J'ai le plaisir de vous présenter « D'une traite », mon premier roman, récit d'anticipation dont l'intrigue se déroule en grande partie au Sénégal. Il est disponible en version papier à cette adresse : https://empo.bandcamp.com/merch/dune-traite-roman-2

Le contexte
Années 2050. A cause d'une utilisation abusive de pesticides et autres substances chimiques, l'Europe est touchée par une stérilité à grande échelle. Pour pallier le manque de main d’œuvre et enrayer le déclin démographique, elle fait appel à une immigration massive... et forcée. La France a ainsi passé un accord de gestion des flux migratoires avec le Sénégal : à Dakar, l'Aneci, la très redoutée Agence nationale pour l'émigration et la coopération internationale, dresse des listes d'« émigrés volontaires » qu'elle envoie à Paris en échange de confortables transferts de fonds.

Le résumé
Mbagnick, un étudiant appelé par l'Aneci, entre dans la clandestinité. Il fuit dans la région du Sine Saloum avec deux « camarades », direction un « camp d'entraînement » destiné à organiser la résistance... Pendant ce temps, Badou, syndicaliste étudiant, prépare la révolution malgré les pressions de l'Aneci, et Yandé, doctorante en biologie, planche sur le volet scientifique de la politique dite de « Coopération internationale ». Parallèlement, en France, Yannick désespère de gagner un jour la confiance de sa mystérieuse compagne fraîchement débarquée...

L'intention
A travers ce court roman, j'ai voulu revisiter les relations entre la France et l'Afrique, de l'esclavage à l'impérialisme économique en passant par la colonisation. En imaginant comment cette relation pourrait tourner selon les besoins futurs de l'Europe, j'entends dénoncer la vision utilitariste qu'a la France de l'Afrique. En creux, il s'agit aussi de se faire l'écho de la politique migratoire française. Ainsi, les centres de rétention français se transforment dans le roman en « centres de transit » sénégalais... A un niveau plus humain, j'ai voulu aborder les tiraillements des personnages, qui cherchent leur place dans l'histoire présente et oscillent sans cesse entre résignation/collaboration et indignation/résistance.

mercredi 13 juin 2012

« Le Marchand de passés », de José Eduardo Agualusa



Jamais le gecko
qui symbolise les éditions Métailié n'aura aussi bien trouvé sa place, même discrète, que sur la première de couverture du Marchand de passés (2006), de l'écrivain angolais José Eduardo Agualusa. De fait, on retrouve le lézard dans chaque page du roman. Agrippé au mur d'une maison de Luanda, il nous raconte tout ce qu'il observe chez Félix Ventura, bouquiniste albinos aux étranges activités : « Un homme qui trafiquait les souvenirs, qui vendait le passé, secrètement, comme d'autres font de la contrebande de cocaïne », nous explique le reptile qui, dans une vie antérieure, était lui-même un homme...
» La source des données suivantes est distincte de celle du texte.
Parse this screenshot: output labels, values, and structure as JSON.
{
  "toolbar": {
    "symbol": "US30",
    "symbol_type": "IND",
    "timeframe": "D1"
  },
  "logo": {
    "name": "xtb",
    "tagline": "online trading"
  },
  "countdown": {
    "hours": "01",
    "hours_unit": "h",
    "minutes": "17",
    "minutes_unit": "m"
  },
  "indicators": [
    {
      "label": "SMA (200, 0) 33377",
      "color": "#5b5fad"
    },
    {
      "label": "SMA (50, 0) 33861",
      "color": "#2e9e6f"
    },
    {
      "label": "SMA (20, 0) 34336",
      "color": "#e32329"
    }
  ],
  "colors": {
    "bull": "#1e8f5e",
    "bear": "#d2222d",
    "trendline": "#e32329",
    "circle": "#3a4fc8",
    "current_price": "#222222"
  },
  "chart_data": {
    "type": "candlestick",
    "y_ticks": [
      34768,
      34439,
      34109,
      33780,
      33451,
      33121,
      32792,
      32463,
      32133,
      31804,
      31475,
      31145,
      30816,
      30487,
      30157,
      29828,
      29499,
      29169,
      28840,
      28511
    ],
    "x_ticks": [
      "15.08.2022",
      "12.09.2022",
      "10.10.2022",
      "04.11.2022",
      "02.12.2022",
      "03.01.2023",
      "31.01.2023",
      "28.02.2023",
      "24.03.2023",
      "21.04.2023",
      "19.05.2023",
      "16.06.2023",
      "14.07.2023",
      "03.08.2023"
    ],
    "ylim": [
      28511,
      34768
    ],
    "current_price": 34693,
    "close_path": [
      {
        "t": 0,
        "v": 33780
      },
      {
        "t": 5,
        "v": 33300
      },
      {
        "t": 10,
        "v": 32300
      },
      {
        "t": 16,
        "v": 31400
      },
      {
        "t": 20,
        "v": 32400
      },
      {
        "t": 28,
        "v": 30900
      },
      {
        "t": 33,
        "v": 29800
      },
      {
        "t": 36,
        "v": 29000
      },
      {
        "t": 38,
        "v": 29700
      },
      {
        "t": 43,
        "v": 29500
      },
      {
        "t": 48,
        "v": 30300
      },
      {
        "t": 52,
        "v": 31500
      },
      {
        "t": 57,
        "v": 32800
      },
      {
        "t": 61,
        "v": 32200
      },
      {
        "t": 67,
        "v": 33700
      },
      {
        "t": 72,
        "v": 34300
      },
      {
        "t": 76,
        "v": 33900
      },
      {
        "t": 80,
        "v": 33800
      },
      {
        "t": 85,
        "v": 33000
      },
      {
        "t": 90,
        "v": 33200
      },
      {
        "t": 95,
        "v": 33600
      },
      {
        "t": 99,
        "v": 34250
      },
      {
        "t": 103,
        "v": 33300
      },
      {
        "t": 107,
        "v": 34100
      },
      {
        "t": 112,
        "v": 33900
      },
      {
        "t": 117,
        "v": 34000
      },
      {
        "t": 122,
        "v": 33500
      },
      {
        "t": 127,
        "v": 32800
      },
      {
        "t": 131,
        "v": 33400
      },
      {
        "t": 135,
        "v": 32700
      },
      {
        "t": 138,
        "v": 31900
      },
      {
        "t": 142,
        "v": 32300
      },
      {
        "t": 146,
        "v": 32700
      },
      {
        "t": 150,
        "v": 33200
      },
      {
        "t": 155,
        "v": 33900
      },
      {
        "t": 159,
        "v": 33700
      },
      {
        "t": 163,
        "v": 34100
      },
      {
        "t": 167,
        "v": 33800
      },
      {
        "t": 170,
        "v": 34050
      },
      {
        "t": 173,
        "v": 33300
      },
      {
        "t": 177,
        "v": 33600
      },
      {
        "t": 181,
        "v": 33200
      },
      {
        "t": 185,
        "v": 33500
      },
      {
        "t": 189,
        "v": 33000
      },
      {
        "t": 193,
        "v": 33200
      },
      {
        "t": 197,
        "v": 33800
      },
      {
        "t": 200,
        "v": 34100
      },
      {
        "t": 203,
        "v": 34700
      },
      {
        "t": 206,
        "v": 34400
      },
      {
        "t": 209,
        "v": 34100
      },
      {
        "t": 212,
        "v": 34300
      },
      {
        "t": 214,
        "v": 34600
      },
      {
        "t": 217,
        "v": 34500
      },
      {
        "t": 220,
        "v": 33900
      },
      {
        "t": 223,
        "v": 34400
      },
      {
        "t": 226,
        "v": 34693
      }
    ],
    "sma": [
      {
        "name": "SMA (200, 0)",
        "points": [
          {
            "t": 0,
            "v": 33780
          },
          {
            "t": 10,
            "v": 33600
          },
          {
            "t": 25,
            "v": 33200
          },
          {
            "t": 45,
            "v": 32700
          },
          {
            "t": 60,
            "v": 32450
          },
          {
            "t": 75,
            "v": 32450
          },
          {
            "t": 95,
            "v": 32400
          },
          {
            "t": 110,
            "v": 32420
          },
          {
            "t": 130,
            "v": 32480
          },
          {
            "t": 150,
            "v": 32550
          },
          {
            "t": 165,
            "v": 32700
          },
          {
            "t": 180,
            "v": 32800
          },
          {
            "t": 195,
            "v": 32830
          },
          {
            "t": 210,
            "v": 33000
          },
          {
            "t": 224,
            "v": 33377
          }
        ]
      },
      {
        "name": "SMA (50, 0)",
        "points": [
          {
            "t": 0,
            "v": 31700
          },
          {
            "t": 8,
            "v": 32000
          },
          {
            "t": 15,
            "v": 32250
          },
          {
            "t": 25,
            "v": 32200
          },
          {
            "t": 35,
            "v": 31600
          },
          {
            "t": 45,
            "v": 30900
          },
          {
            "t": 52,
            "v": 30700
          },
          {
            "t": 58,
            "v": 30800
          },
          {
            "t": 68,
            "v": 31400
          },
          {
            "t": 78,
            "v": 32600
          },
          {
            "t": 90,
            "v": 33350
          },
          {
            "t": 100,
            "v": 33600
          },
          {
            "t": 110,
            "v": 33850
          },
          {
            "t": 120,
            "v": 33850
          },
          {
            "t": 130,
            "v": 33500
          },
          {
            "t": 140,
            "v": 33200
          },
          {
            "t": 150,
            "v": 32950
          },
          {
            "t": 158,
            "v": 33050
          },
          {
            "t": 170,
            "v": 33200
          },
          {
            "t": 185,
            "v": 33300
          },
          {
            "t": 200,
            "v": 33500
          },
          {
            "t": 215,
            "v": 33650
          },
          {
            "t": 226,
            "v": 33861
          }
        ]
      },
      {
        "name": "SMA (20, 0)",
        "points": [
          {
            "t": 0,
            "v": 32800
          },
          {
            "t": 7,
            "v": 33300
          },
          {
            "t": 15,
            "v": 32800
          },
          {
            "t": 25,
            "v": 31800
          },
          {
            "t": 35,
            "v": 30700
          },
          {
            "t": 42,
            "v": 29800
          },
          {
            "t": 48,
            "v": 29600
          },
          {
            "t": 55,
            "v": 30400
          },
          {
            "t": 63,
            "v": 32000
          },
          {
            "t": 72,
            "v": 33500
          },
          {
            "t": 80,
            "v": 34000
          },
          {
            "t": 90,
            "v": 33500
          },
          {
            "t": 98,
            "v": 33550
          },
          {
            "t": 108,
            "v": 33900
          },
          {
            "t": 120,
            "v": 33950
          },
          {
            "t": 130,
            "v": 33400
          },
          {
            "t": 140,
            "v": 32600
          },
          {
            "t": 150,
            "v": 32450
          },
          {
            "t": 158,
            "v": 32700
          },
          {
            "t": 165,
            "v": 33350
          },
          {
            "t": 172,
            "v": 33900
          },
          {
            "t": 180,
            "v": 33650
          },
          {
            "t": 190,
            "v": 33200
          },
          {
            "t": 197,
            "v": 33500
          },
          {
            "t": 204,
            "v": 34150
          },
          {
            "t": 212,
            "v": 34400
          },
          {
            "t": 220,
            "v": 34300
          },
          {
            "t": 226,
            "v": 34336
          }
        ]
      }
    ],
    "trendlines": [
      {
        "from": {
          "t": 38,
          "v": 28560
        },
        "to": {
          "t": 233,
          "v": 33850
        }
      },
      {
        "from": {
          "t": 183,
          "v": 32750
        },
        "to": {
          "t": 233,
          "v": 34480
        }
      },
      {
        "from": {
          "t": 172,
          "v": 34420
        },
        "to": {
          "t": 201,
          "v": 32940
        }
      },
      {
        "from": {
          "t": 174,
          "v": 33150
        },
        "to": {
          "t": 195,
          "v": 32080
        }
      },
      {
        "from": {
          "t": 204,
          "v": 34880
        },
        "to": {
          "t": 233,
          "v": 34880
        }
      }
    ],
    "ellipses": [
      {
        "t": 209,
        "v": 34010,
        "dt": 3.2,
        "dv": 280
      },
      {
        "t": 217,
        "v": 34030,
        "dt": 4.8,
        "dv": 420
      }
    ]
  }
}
Du passé, on s'en doutait eu égard au titre, il est beaucoup question dans ce livre. Et, par conséquent, de l'identité, dont il est un élément inaliénable et intangible. Quoique... Justement, les clients de Félix Ventura, personnalités haut placées dont le présent est éclatant, l'avenir généralement assuré, viennent se procurer chez lui des ancêtres illustres, des parchemins, bref, « un nom qui évoque la noblesse et la culture ». D'abord aux yeux du monde, puis, la mémoire humaine se nourrissant dans une large mesure « de ce que les autres se rappellent de nous », estime l'auteur, les mystificateurs se prennent au jeu, commencent à croire à leur propre histoire, celle qui leur a été taillée sur mesure en fonction de leurs frustrations et fantasmes. Jusqu'à ce que des fantômes du passé, du vrai cette fois-ci, resurgissent, faisant s'écrouler l'édifice de souvenirs fictifs sur lequel ils comptaient fonder leur existence.

On l'a compris : à la composante immuable de l'identité que représente le passé s'ajoute, selon le romancier angolais, celle, plus fluctuante et plus subjective, de la mémoire, soumise aux œillères de la volonté, à l'aveuglement de l'inconscient – deux personnages du roman, photographes, symbolisent cette mémoire « cadrée ». Enfin, troisième dimension, plus intime, de l'identité : le rêve, monde parallèle dans lequel le gecko narrateur s'imagine, se revoit même, homme. L'écriture de José Eduardo Agualusa est elle-même teintée d'accents oniriques qui ne sont pas sans rappeler la prose d'un autre écrivain africain, blanc et lusophone : le Mozambicain Mia Couto, auteur notamment du Fil des missangas les deux hommes de lettres ont d'ailleurs travaillé ensemble sur deux pièces de théâtre.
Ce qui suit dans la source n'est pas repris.